While a tar archive as a whole is not self-delimiting (nor can they be, since tar allows appending additional members at the end of the archive), its individual pieces are. Each file in the archive is preceded by a header announcing the size of the file. This allows the receiving tar to read the correct number of bytes from the pipe without needing additional end-of-file information. Although tar will happily hang forever waiting for more files to arrive on standard input, every individual file will be read to completion.

On the other hand, gzip does not produce a self-delimiting stream. gunzip reads data in 32-kilobyte chunks for efficient processing.
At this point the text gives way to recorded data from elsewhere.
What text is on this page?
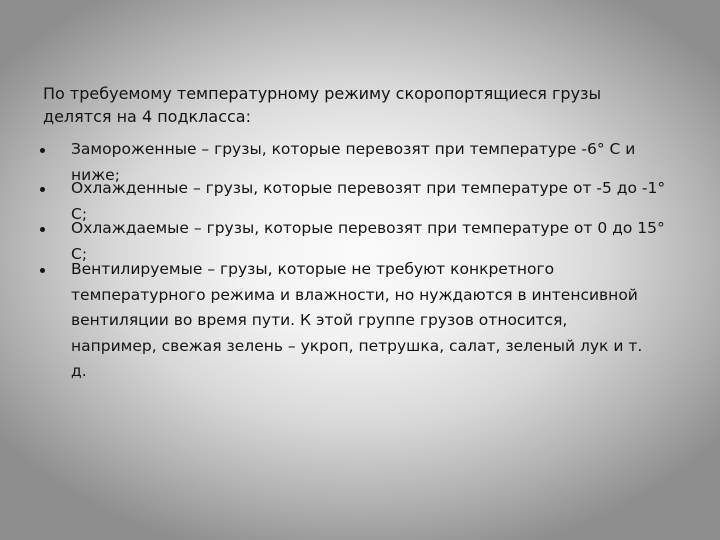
По требуемому температурному режиму скоропортящиеся грузы делятся на 4 подкласса:
Замороженные – грузы, которые перевозят при температуре -6° C и ниже;
Охлажденные – грузы, которые перевозят при температуре от -5 до -1° C;
Охлаждаемые – грузы, которые перевозят при температуре от 0 до 15° C;
Вентилируемые – грузы, которые не требуют конкретного температурного режима и влажности, но нуждаются в интенсивной вентиляции во время пути. К этой группе грузов относится, например, свежая зелень – укроп, петрушка, салат, зеленый лук и т. д.
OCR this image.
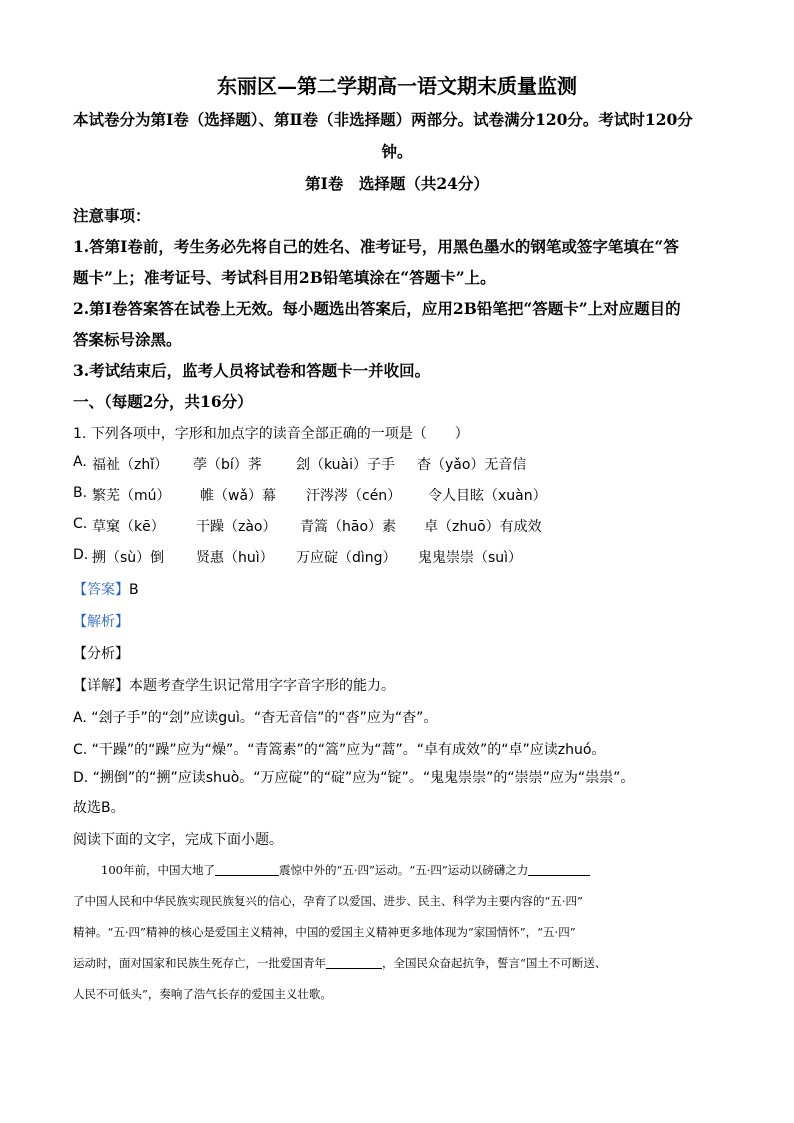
东丽区—第二学期高一语文期末质量监测
本试卷分为第Ⅰ卷（选择题）、第Ⅱ卷（非选择题）两部分。试卷满分120分。考试时120分
钟。
第Ⅰ卷　选择题（共24分）
注意事项：
1.答第Ⅰ卷前，考生务必先将自己的姓名、准考证号，用黑色墨水的钢笔或签字笔填在“答
题卡”上；准考证号、考试科目用2B铅笔填涂在“答题卡”上。
2.第Ⅰ卷答案答在试卷上无效。每小题选出答案后，应用2B铅笔把“答题卡”上对应题目的
答案标号涂黑。
3.考试结束后，监考人员将试卷和答题卡一并收回。
一、（每题2分，共16分）
1. 下列各项中，字形和加点字的读音全部正确的一项是（　　）
A. 福祉（zhǐ） 荸（bí）荠 刽（kuài）子手 杳（yǎo）无音信
B. 繁芜（mú） 帷（wǎ）幕 汗涔涔（cén） 令人目眩（xuàn）
C. 草窠（kē） 干躁（zào） 青篙（hāo）素 卓（zhuō）有成效
D. 搠（sù）倒 贤惠（huì） 万应碇（dìng） 鬼鬼崇崇（suì）
【答案】B
【解析】
【分析】
【详解】本题考查学生识记常用字字音字形的能力。
A. “刽子手”的“刽”应读guì。“杳无音信”的“沓”应为“杳”。
C. “干躁”的“躁”应为“燥”。“青篙素”的“篙”应为“蒿”。“卓有成效”的“卓”应读zhuó。
D. “搠倒”的“搠”应读shuò。“万应碇”的“碇”应为“锭”。“鬼鬼崇崇”的“崇崇”应为“祟祟”。
故选B。
阅读下面的文字，完成下面小题。
100年前，中国大地了	震惊中外的“五·四”运动。“五·四”运动以磅礴之力
了中国人民和中华民族实现民族复兴的信心，孕育了以爱国、进步、民主、科学为主要内容的“五·四”
精神。“五·四”精神的核心是爱国主义精神，中国的爱国主义精神更多地体现为“家国情怀”，“五·四”
运动时，面对国家和民族生死存亡，一批爱国青年	，全国民众奋起抗争，誓言“国土不可断送、
人民不可低头”，奏响了浩气长存的爱国主义壮歌。
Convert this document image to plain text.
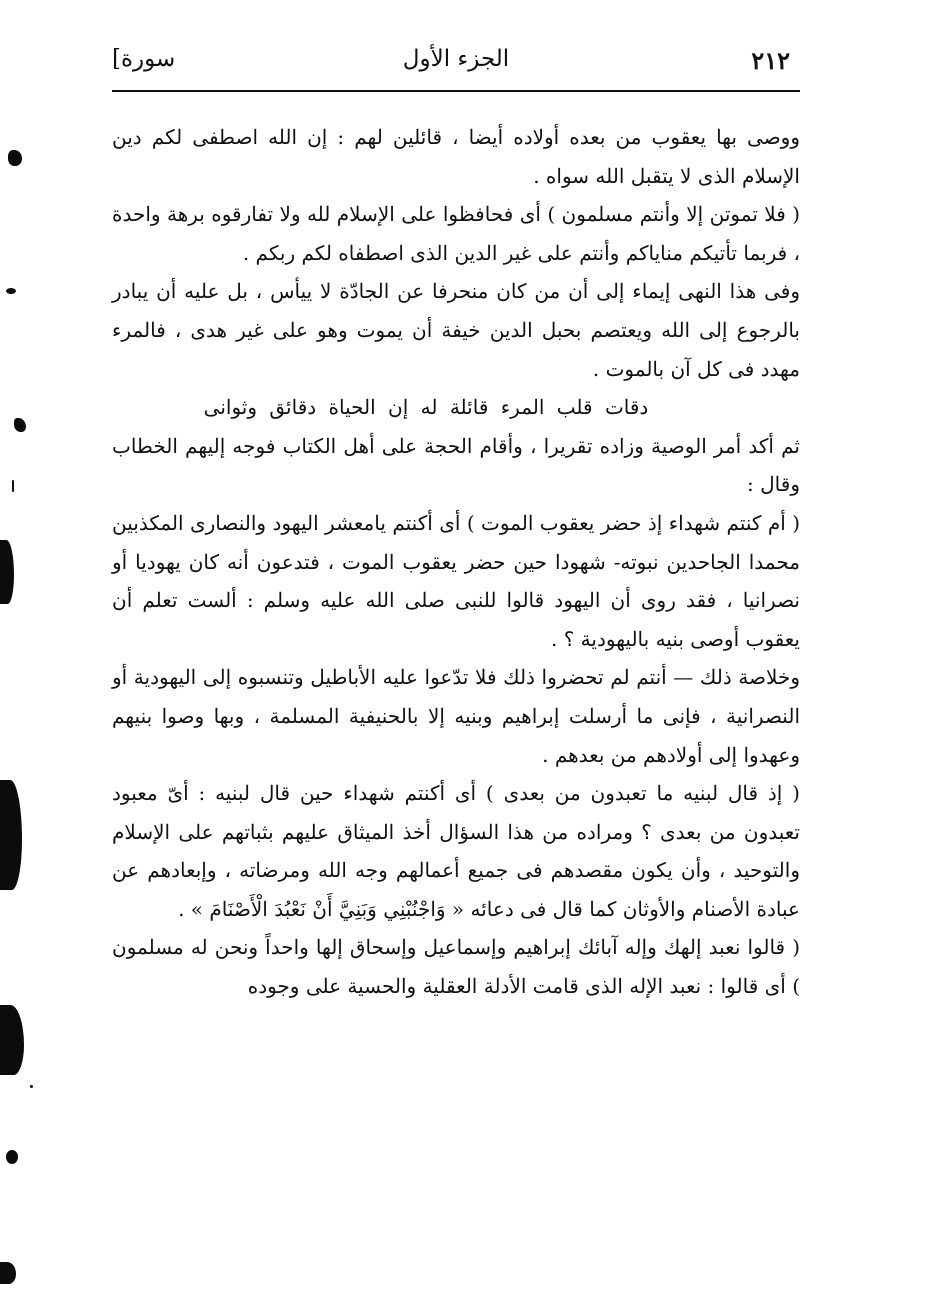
[سورة	الجزء الأول	٢١٢

ووصى بها يعقوب من بعده أولاده أيضا ، قائلين لهم : إن الله اصطفى لكم دين الإسلام الذى لا يتقبل الله سواه .

( فلا تموتن إلا وأنتم مسلمون ) أى فحافظوا على الإسلام لله ولا تفارقوه برهة واحدة ، فربما تأتيكم مناياكم وأنتم على غير الدين الذى اصطفاه لكم ربكم .

وفى هذا النهى إيماء إلى أن من كان منحرفا عن الجادّة لا ييأس ، بل عليه أن يبادر بالرجوع إلى الله ويعتصم بحبل الدين خيفة أن يموت وهو على غير هدى ، فالمرء مهدد فى كل آن بالموت .

دقات قلب المرء قائلة له إن الحياة دقائق وثوانى

ثم أكد أمر الوصية وزاده تقريرا ، وأقام الحجة على أهل الكتاب فوجه إليهم الخطاب وقال :

( أم كنتم شهداء إذ حضر يعقوب الموت ) أى أكنتم يامعشر اليهود والنصارى المكذبين محمدا الجاحدين نبوته- شهودا حين حضر يعقوب الموت ، فتدعون أنه كان يهوديا أو نصرانيا ، فقد روى أن اليهود قالوا للنبى صلى الله عليه وسلم : ألست تعلم أن يعقوب أوصى بنيه باليهودية ؟ .

وخلاصة ذلك — أنتم لم تحضروا ذلك فلا تدّعوا عليه الأباطيل وتنسبوه إلى اليهودية أو النصرانية ، فإنى ما أرسلت إبراهيم وبنيه إلا بالحنيفية المسلمة ، وبها وصوا بنيهم وعهدوا إلى أولادهم من بعدهم .

( إذ قال لبنيه ما تعبدون من بعدى ) أى أكنتم شهداء حين قال لبنيه : أىّ معبود تعبدون من بعدى ؟ ومراده من هذا السؤال أخذ الميثاق عليهم بثباتهم على الإسلام والتوحيد ، وأن يكون مقصدهم فى جميع أعمالهم وجه الله ومرضاته ، وإبعادهم عن عبادة الأصنام والأوثان كما قال فى دعائه « وَاجْنُبْنِي وَبَنِيَّ أَنْ نَعْبُدَ الْأَصْنَامَ » .

( قالوا نعبد إلهك وإله آبائك إبراهيم وإسماعيل وإسحاق إلها واحداً ونحن له مسلمون ) أى قالوا : نعبد الإله الذى قامت الأدلة العقلية والحسية على وجوده
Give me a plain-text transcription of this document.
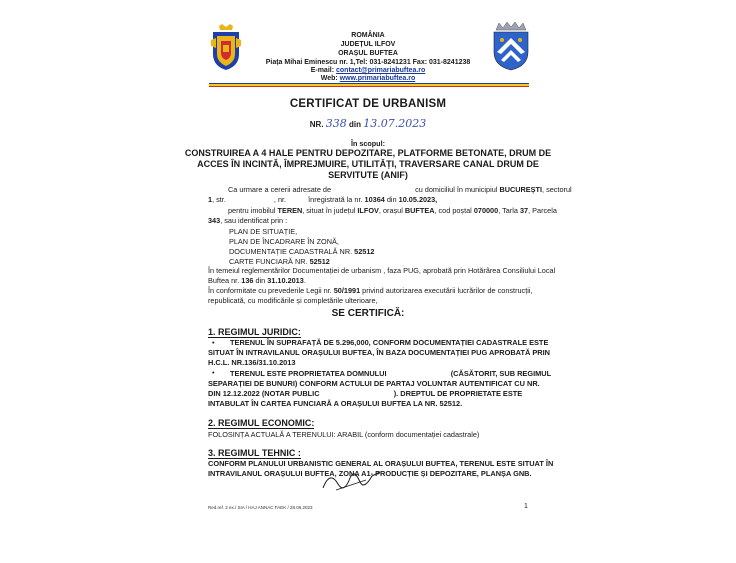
ROMÂNIA
JUDEȚUL ILFOV
ORAȘUL BUFTEA
Piața Mihai Eminescu nr. 1,Tel: 031-8241231 Fax: 031-8241238
E-mail: contact@primariabuftea.ro
Web: www.primariabuftea.ro
CERTIFICAT DE URBANISM
NR. 338 din 13.07.2023
În scopul:
CONSTRUIREA A 4 HALE PENTRU DEPOZITARE, PLATFORME BETONATE, DRUM DE
ACCES ÎN INCINTĂ, ÎMPREJMUIRE, UTILITĂȚI, TRAVERSARE CANAL DRUM DE
SERVITUTE (ANIF)
Ca urmare a cererii adresate de	cu domiciliul în municipiul BUCUREȘTI, sectorul
1, str.	, nr.	înregistrată la nr. 10364 din 10.05.2023,
pentru imobilul TEREN, situat în județul ILFOV, orașul BUFTEA, cod poștal 070000, Tarla 37, Parcela
343, sau identificat prin :
PLAN DE SITUAȚIE,
PLAN DE ÎNCADRARE ÎN ZONĂ,
DOCUMENTAȚIE CADASTRALĂ NR. 52512
CARTE FUNCIARĂ NR. 52512
În temeiul reglementărilor Documentației de urbanism , faza PUG, aprobată prin Hotărârea Consiliului Local
Buftea nr. 136 din 31.10.2013.
În conformitate cu prevederile Legii nr. 50/1991 privind autorizarea executării lucrărilor de construcții,
republicată, cu modificările și completările ulterioare,
SE CERTIFICĂ:
1. REGIMUL JURIDIC:
• TERENUL ÎN SUPRAFAȚĂ DE 5.296,000, CONFORM DOCUMENTAȚIEI CADASTRALE ESTE
SITUAT ÎN INTRAVILANUL ORAȘULUI BUFTEA, ÎN BAZA DOCUMENTAȚIEI PUG APROBATĂ PRIN
H.C.L. NR.136/31.10.2013
• TERENUL ESTE PROPRIETATEA DOMNULUI	(CĂSĂTORIT, SUB REGIMUL
SEPARAȚIEI DE BUNURI) CONFORM ACTULUI DE PARTAJ VOLUNTAR AUTENTIFICAT CU NR.
DIN 12.12.2022 (NOTAR PUBLIC	). DREPTUL DE PROPRIETATE ESTE
INTABULAT ÎN CARTEA FUNCIARĂ A ORAȘULUI BUFTEA LA NR. 52512.
2. REGIMUL ECONOMIC:
FOLOSINȚA ACTUALĂ A TERENULUI: ARABIL (conform documentației cadastrale)
3. REGIMUL TEHNIC :
CONFORM PLANULUI URBANISTIC GENERAL AL ORAȘULUI BUFTEA, TERENUL ESTE SITUAT ÎN
INTRAVILANUL ORAȘULUI BUFTEA, ZONA A1- PRODUCȚIE ȘI DEPOZITARE, PLANȘA GNB.
Red.ref. 2 ex./ SIA / HAJ ANNAC FAEK / 28.06.2023	1
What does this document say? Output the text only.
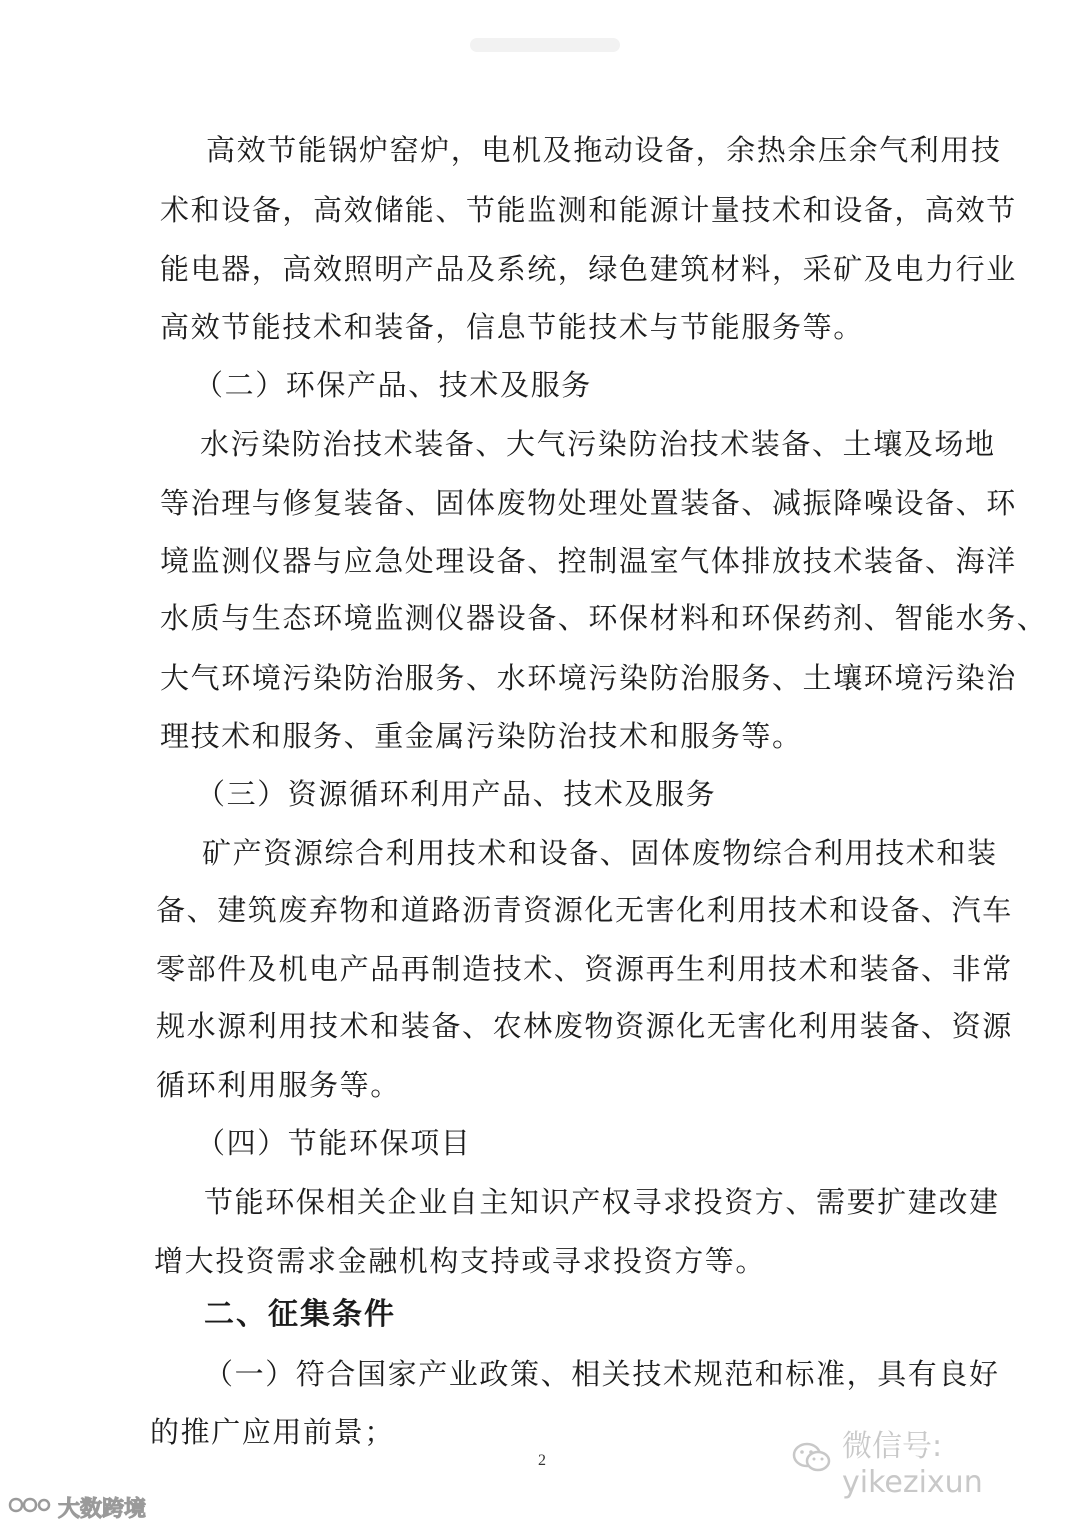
高效节能锅炉窑炉，电机及拖动设备，余热余压余气利用技
术和设备，高效储能、节能监测和能源计量技术和设备，高效节
能电器，高效照明产品及系统，绿色建筑材料，采矿及电力行业
高效节能技术和装备，信息节能技术与节能服务等。
（二）环保产品、技术及服务
水污染防治技术装备、大气污染防治技术装备、土壤及场地
等治理与修复装备、固体废物处理处置装备、减振降噪设备、环
境监测仪器与应急处理设备、控制温室气体排放技术装备、海洋
水质与生态环境监测仪器设备、环保材料和环保药剂、智能水务、
大气环境污染防治服务、水环境污染防治服务、土壤环境污染治
理技术和服务、重金属污染防治技术和服务等。
（三）资源循环利用产品、技术及服务
矿产资源综合利用技术和设备、固体废物综合利用技术和装
备、建筑废弃物和道路沥青资源化无害化利用技术和设备、汽车
零部件及机电产品再制造技术、资源再生利用技术和装备、非常
规水源利用技术和装备、农林废物资源化无害化利用装备、资源
循环利用服务等。
（四）节能环保项目
节能环保相关企业自主知识产权寻求投资方、需要扩建改建
增大投资需求金融机构支持或寻求投资方等。
二、征集条件
（一）符合国家产业政策、相关技术规范和标准，具有良好
的推广应用前景；
2	微信号: yikezixun
大数跨境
When it receives a shorter chunk, say 10k of data, it doesn’t assume that this is because EOF has occurred, it just waits for the remaining 22K of data for its buffer to fill. gunzip relies on EOF condition to tell it when and if the stream has ended, after which it does flush the “short” buffer it last read. This incomplete buffer is what caused the data loss when compression was added.

This is why the -e solution works so nicely: it not only makes the socket close, it ensures that EOF is signaled across the chain of piped commands, including the receiving gunzip.